AA Edit | South India asserts itself

The Asian Age.

Opinion, Edit

Each of the five states of south India has a different ruling party now

Folk artists perform during Congress party's celebrations after the party's decisive lead in Karnataka Assembly elections, in Bengaluru, Saturday, May 13, 2023. (PTI Photo/Bhojak)

All politics is local politics. Politicians need local skills to secure their seats, and this is how the Congress, though a national party, vaulted to victory in the Karnataka elections because it possessed a far better grasp of what the southern state, with its own unique mix of voters and issues, wanted.

Regardless of the wishful thinking of idealists about the need to obviate the play of caste, creed, and religion in Indian politics, they were a distinct factor in Karnataka elections. While one national party took a tumble in having ignored, or even insulted, a large section of voters who are Lingayats (17 per cent of the population), the Congress showed a far better understanding of carrying all sections with them, including the Lingayats, the Vokkaligas, the OBCs and the dalits, of whom Malikarjun Kharge is the president of the party.

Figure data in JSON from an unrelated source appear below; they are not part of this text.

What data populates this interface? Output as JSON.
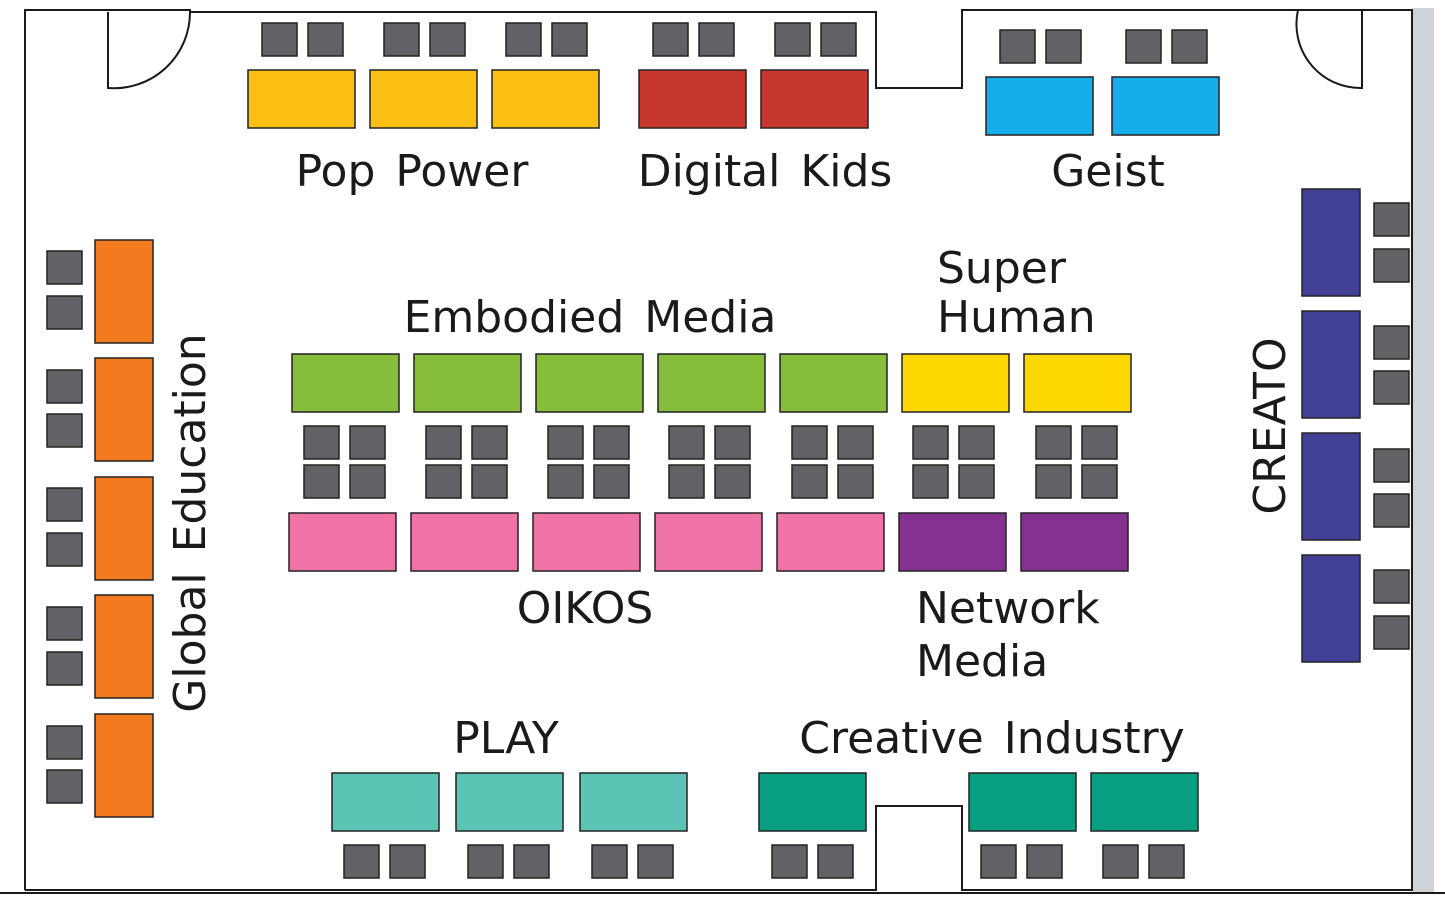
{
  "colors": {
    "wall": "#1a1a1a",
    "seat": "#626266",
    "side_panel": "#cfd2d8",
    "pop_power": "#fcc015",
    "digital_kids": "#c6372e",
    "geist": "#15aeea",
    "embodied_media": "#86bd3a",
    "super_human": "#ffd700",
    "oikos": "#f073a8",
    "network_media": "#853190",
    "global_education": "#f47a20",
    "creato": "#413f96",
    "play": "#5bc4b4",
    "creative_industry": "#079e82"
  },
  "labels": {
    "pop_power": "Pop Power",
    "digital_kids": "Digital Kids",
    "geist": "Geist",
    "embodied_media": "Embodied Media",
    "super_human_line1": "Super",
    "super_human_line2": "Human",
    "oikos": "OIKOS",
    "network_media_line1": "Network",
    "network_media_line2": "Media",
    "play": "PLAY",
    "creative_industry": "Creative Industry",
    "global_education": "Global Education",
    "creato": "CREATO"
  }
}
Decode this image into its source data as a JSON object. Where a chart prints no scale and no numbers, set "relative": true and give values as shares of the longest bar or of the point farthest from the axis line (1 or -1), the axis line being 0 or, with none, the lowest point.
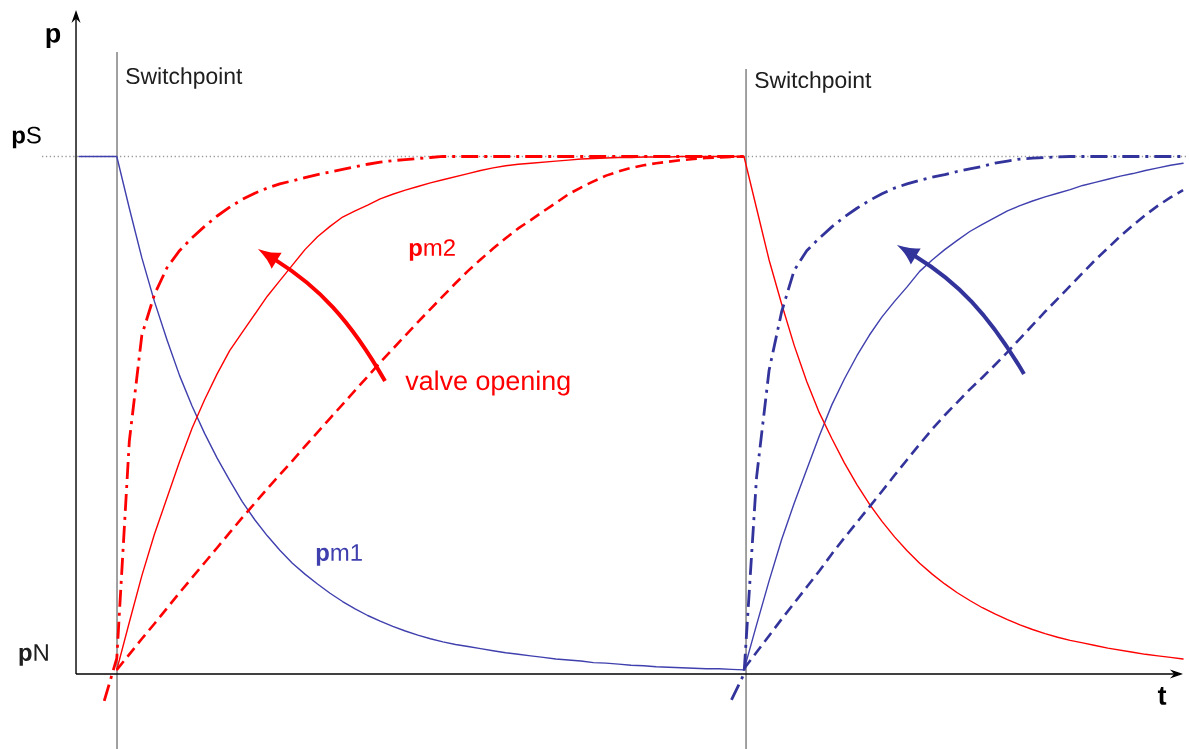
{
  "chart_data": {
    "type": "line",
    "relative": true,
    "xlabel": "t",
    "ylabel": "p",
    "marker": "none",
    "categories": [
      null,
      null,
      null,
      null,
      null,
      null,
      null,
      null,
      null,
      null,
      null,
      null,
      null,
      null,
      null,
      null,
      null,
      null,
      null,
      null,
      null,
      null,
      null,
      null,
      null,
      null,
      null,
      null,
      null,
      null,
      null,
      null,
      null,
      null,
      null,
      null,
      null,
      null,
      null,
      null,
      null,
      null,
      null,
      null,
      null,
      null,
      null,
      null,
      null,
      null,
      null,
      null,
      null,
      null,
      null,
      null,
      null,
      null,
      null,
      null,
      null,
      null,
      null,
      null,
      null,
      null,
      null,
      null,
      null,
      null,
      null,
      null,
      null,
      null,
      null,
      null,
      null,
      null,
      null,
      null,
      null,
      null,
      null,
      null,
      null,
      null,
      null,
      null,
      null
    ],
    "series": [
      {
        "name": "**p**m1",
        "color": "#3f3fae",
        "line_style": "solid",
        "values": [
          1,
          1,
          1,
          1,
          0.9,
          0.804,
          0.72,
          0.646,
          0.577,
          0.518,
          0.465,
          0.417,
          0.374,
          0.333,
          0.298,
          0.267,
          0.239,
          0.214,
          0.193,
          0.174,
          0.156,
          0.14,
          0.126,
          0.113,
          0.102,
          0.092,
          0.083,
          0.075,
          0.068,
          0.062,
          0.057,
          0.053,
          0.049,
          0.045,
          0.041,
          0.038,
          0.035,
          0.032,
          0.029,
          0.027,
          0.025,
          0.022,
          0.021,
          0.019,
          0.017,
          0.016,
          0.014,
          0.013,
          0.012,
          0.011,
          0.01,
          0.01,
          0.009,
          0.008,
          0.095,
          0.18,
          0.26,
          0.33,
          0.395,
          0.46,
          0.52,
          0.57,
          0.615,
          0.655,
          0.69,
          0.72,
          0.748,
          0.778,
          0.8,
          0.82,
          0.838,
          0.855,
          0.869,
          0.882,
          0.895,
          0.905,
          0.914,
          0.922,
          0.929,
          0.936,
          0.944,
          0.95,
          0.956,
          0.962,
          0.967,
          0.973,
          0.978,
          0.983,
          0.987
        ]
      },
      {
        "name": "**p**m2",
        "color": "#ff0000",
        "line_style": "solid",
        "values": [
          null,
          null,
          null,
          0.008,
          0.1,
          0.19,
          0.27,
          0.34,
          0.41,
          0.475,
          0.53,
          0.58,
          0.625,
          0.66,
          0.695,
          0.73,
          0.76,
          0.79,
          0.82,
          0.845,
          0.865,
          0.883,
          0.895,
          0.906,
          0.918,
          0.927,
          0.935,
          0.942,
          0.949,
          0.955,
          0.961,
          0.967,
          0.973,
          0.978,
          0.982,
          0.985,
          0.987,
          0.989,
          0.991,
          0.993,
          0.995,
          0.996,
          0.997,
          0.998,
          0.998,
          0.999,
          0.999,
          0.999,
          1,
          1,
          1,
          1,
          1,
          1,
          0.9,
          0.8,
          0.715,
          0.635,
          0.565,
          0.505,
          0.455,
          0.408,
          0.366,
          0.328,
          0.295,
          0.265,
          0.238,
          0.214,
          0.193,
          0.174,
          0.157,
          0.142,
          0.128,
          0.116,
          0.105,
          0.095,
          0.086,
          0.078,
          0.071,
          0.065,
          0.06,
          0.055,
          0.05,
          0.046,
          0.042,
          0.038,
          0.035,
          0.032,
          0.029
        ]
      },
      {
        "color": "#ff0000",
        "line_style": "dashed",
        "values": [
          null,
          null,
          null,
          0.008,
          0.038,
          0.068,
          0.097,
          0.127,
          0.157,
          0.186,
          0.215,
          0.244,
          0.273,
          0.302,
          0.33,
          0.358,
          0.385,
          0.412,
          0.44,
          0.467,
          0.494,
          0.521,
          0.548,
          0.575,
          0.602,
          0.628,
          0.654,
          0.68,
          0.705,
          0.73,
          0.755,
          0.779,
          0.801,
          0.822,
          0.842,
          0.861,
          0.877,
          0.894,
          0.91,
          0.927,
          0.94,
          0.952,
          0.963,
          0.971,
          0.978,
          0.983,
          0.987,
          0.99,
          0.993,
          0.995,
          0.997,
          0.998,
          0.999,
          1,
          null,
          null,
          null,
          null,
          null,
          null,
          null,
          null,
          null,
          null,
          null,
          null,
          null,
          null,
          null,
          null,
          null,
          null,
          null,
          null,
          null,
          null,
          null,
          null,
          null,
          null,
          null,
          null,
          null,
          null,
          null,
          null,
          null,
          null,
          null
        ]
      },
      {
        "color": "#ff0000",
        "line_style": "dashdot",
        "values": [
          null,
          null,
          -0.052,
          0.03,
          0.45,
          0.655,
          0.733,
          0.785,
          0.818,
          0.843,
          0.865,
          0.885,
          0.902,
          0.917,
          0.929,
          0.939,
          0.947,
          0.953,
          0.959,
          0.965,
          0.97,
          0.975,
          0.98,
          0.985,
          0.989,
          0.992,
          0.994,
          0.996,
          0.998,
          1,
          1,
          1,
          1,
          1,
          1,
          1,
          1,
          1,
          1,
          1,
          1,
          1,
          1,
          1,
          1,
          1,
          1,
          1,
          1,
          1,
          1,
          1,
          1,
          1,
          null,
          null,
          null,
          null,
          null,
          null,
          null,
          null,
          null,
          null,
          null,
          null,
          null,
          null,
          null,
          null,
          null,
          null,
          null,
          null,
          null,
          null,
          null,
          null,
          null,
          null,
          null,
          null,
          null,
          null,
          null,
          null,
          null,
          null,
          null
        ]
      },
      {
        "color": "#33339c",
        "line_style": "dashed",
        "values": [
          null,
          null,
          null,
          null,
          null,
          null,
          null,
          null,
          null,
          null,
          null,
          null,
          null,
          null,
          null,
          null,
          null,
          null,
          null,
          null,
          null,
          null,
          null,
          null,
          null,
          null,
          null,
          null,
          null,
          null,
          null,
          null,
          null,
          null,
          null,
          null,
          null,
          null,
          null,
          null,
          null,
          null,
          null,
          null,
          null,
          null,
          null,
          null,
          null,
          null,
          null,
          null,
          null,
          0.01,
          0.042,
          0.074,
          0.106,
          0.137,
          0.168,
          0.199,
          0.232,
          0.263,
          0.293,
          0.323,
          0.353,
          0.384,
          0.414,
          0.444,
          0.473,
          0.5,
          0.525,
          0.55,
          0.573,
          0.597,
          0.622,
          0.648,
          0.674,
          0.7,
          0.725,
          0.75,
          0.775,
          0.8,
          0.823,
          0.846,
          0.867,
          0.887,
          0.905,
          0.921,
          0.935
        ]
      },
      {
        "color": "#33339c",
        "line_style": "dashdot",
        "values": [
          null,
          null,
          null,
          null,
          null,
          null,
          null,
          null,
          null,
          null,
          null,
          null,
          null,
          null,
          null,
          null,
          null,
          null,
          null,
          null,
          null,
          null,
          null,
          null,
          null,
          null,
          null,
          null,
          null,
          null,
          null,
          null,
          null,
          null,
          null,
          null,
          null,
          null,
          null,
          null,
          null,
          null,
          null,
          null,
          null,
          null,
          null,
          null,
          null,
          null,
          null,
          null,
          -0.05,
          0,
          0.38,
          0.587,
          0.7,
          0.78,
          0.818,
          0.842,
          0.864,
          0.883,
          0.9,
          0.915,
          0.928,
          0.939,
          0.947,
          0.954,
          0.96,
          0.965,
          0.971,
          0.976,
          0.981,
          0.987,
          0.991,
          0.995,
          0.997,
          0.998,
          0.999,
          1,
          1,
          1,
          1,
          1,
          1,
          1,
          1,
          1,
          1
        ]
      }
    ],
    "ref_lines": [
      {
        "axis": "y",
        "value": 1,
        "label": "**p**S",
        "color": "#9a9a9a",
        "line_style": "dotted"
      }
    ],
    "annotations": [
      "Switchpoint",
      "Switchpoint",
      "valve opening",
      "**p**N"
    ]
  }
}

If there is a lesson to be learned even for the victorious Congress of the moment it is that all politics is local and the Assembly polls in the rest of the year will again reiterate this point. It cannot afford to make the mistake of projecting its national leaders of the Gandhi family as more important than the local leaders who can sway the voters with their own brand of ‘connect’.

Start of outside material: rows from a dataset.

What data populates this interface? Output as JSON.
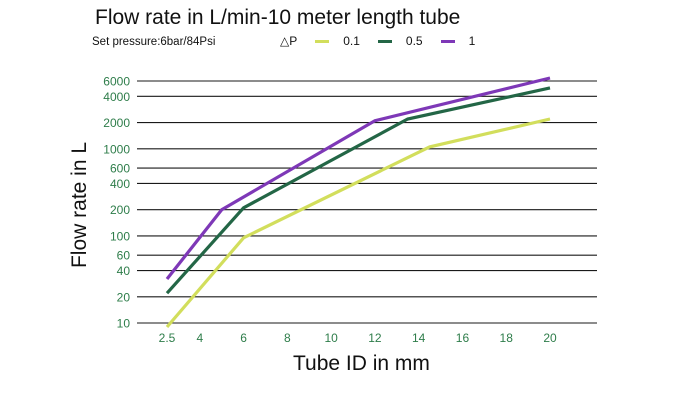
{
  "chart_data": {
    "type": "line",
    "title": "Flow rate in L/min-10 meter length tube",
    "subtitle": "Set pressure:6bar/84Psi",
    "xlabel": "Tube ID in mm",
    "ylabel": "Flow rate in L",
    "legend_title": "△P",
    "legend_placement": "top",
    "grid": "horizontal",
    "y_scale": "log",
    "ylim": [
      10,
      6000
    ],
    "xlim": [
      2.5,
      20
    ],
    "x_ticks": [
      "2.5",
      "4",
      "6",
      "8",
      "10",
      "12",
      "14",
      "16",
      "18",
      "20"
    ],
    "y_ticks": [
      "10",
      "20",
      "40",
      "60",
      "100",
      "200",
      "400",
      "600",
      "1000",
      "2000",
      "4000",
      "6000"
    ],
    "x_tick_color": "#2e7d4a",
    "y_tick_color": "#2e7d4a",
    "series": [
      {
        "name": "0.1",
        "color": "#d2de5c",
        "x": [
          2.5,
          6,
          14.5,
          20
        ],
        "y": [
          9,
          95,
          1050,
          2200
        ]
      },
      {
        "name": "0.5",
        "color": "#236646",
        "x": [
          2.5,
          6,
          13.5,
          20
        ],
        "y": [
          22,
          210,
          2200,
          5000
        ]
      },
      {
        "name": "1",
        "color": "#7e38b7",
        "x": [
          2.5,
          5,
          12,
          20
        ],
        "y": [
          32,
          200,
          2100,
          6500
        ]
      }
    ]
  }
}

Nationalism might have much to commend itself for in stressing the importance of keeping the social fabric together. But the unitary approach of ‘one nation, one language’ may not work beyond a point in India. Certainly not in south India, which takes on an even greater appearance now of being from another planet altogether in comparison to the Hindi belt.

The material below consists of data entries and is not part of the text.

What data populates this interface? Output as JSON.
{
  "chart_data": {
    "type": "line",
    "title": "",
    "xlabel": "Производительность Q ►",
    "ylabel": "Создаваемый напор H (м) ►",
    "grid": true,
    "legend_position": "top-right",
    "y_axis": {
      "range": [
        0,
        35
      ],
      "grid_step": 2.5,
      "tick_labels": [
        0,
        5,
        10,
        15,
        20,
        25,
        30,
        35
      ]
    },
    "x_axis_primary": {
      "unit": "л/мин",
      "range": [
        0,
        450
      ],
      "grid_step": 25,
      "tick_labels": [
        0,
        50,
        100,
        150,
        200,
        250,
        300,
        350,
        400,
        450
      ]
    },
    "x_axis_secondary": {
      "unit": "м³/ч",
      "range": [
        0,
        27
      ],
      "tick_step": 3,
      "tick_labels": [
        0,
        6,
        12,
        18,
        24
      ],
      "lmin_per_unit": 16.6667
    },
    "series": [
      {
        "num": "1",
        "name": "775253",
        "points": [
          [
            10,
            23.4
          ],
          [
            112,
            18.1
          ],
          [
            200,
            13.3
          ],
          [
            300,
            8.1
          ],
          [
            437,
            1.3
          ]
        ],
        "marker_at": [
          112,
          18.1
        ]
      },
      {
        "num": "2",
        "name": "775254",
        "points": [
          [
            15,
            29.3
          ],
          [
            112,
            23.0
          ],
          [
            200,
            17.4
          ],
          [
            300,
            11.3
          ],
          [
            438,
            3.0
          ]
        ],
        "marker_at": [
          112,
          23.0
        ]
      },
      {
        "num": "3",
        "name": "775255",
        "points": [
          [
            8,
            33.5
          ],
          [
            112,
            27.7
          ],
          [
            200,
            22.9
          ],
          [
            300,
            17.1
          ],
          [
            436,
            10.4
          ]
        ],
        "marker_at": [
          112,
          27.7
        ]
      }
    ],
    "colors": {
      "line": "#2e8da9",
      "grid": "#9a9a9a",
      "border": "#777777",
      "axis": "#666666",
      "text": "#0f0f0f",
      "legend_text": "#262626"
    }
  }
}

Each of the five states of south India has a different ruling party now. If there is a common thread running through them it is a resistance to the imposition of things perceived to be alien, including language. And the South largely rejects the divisiveness that the Hindutva brand of politics, which might find resonance in the Hindi belt, brings in its wake. The Karnataka verdict, with a clear vote for a majority, reaffirms much of what the South stands for.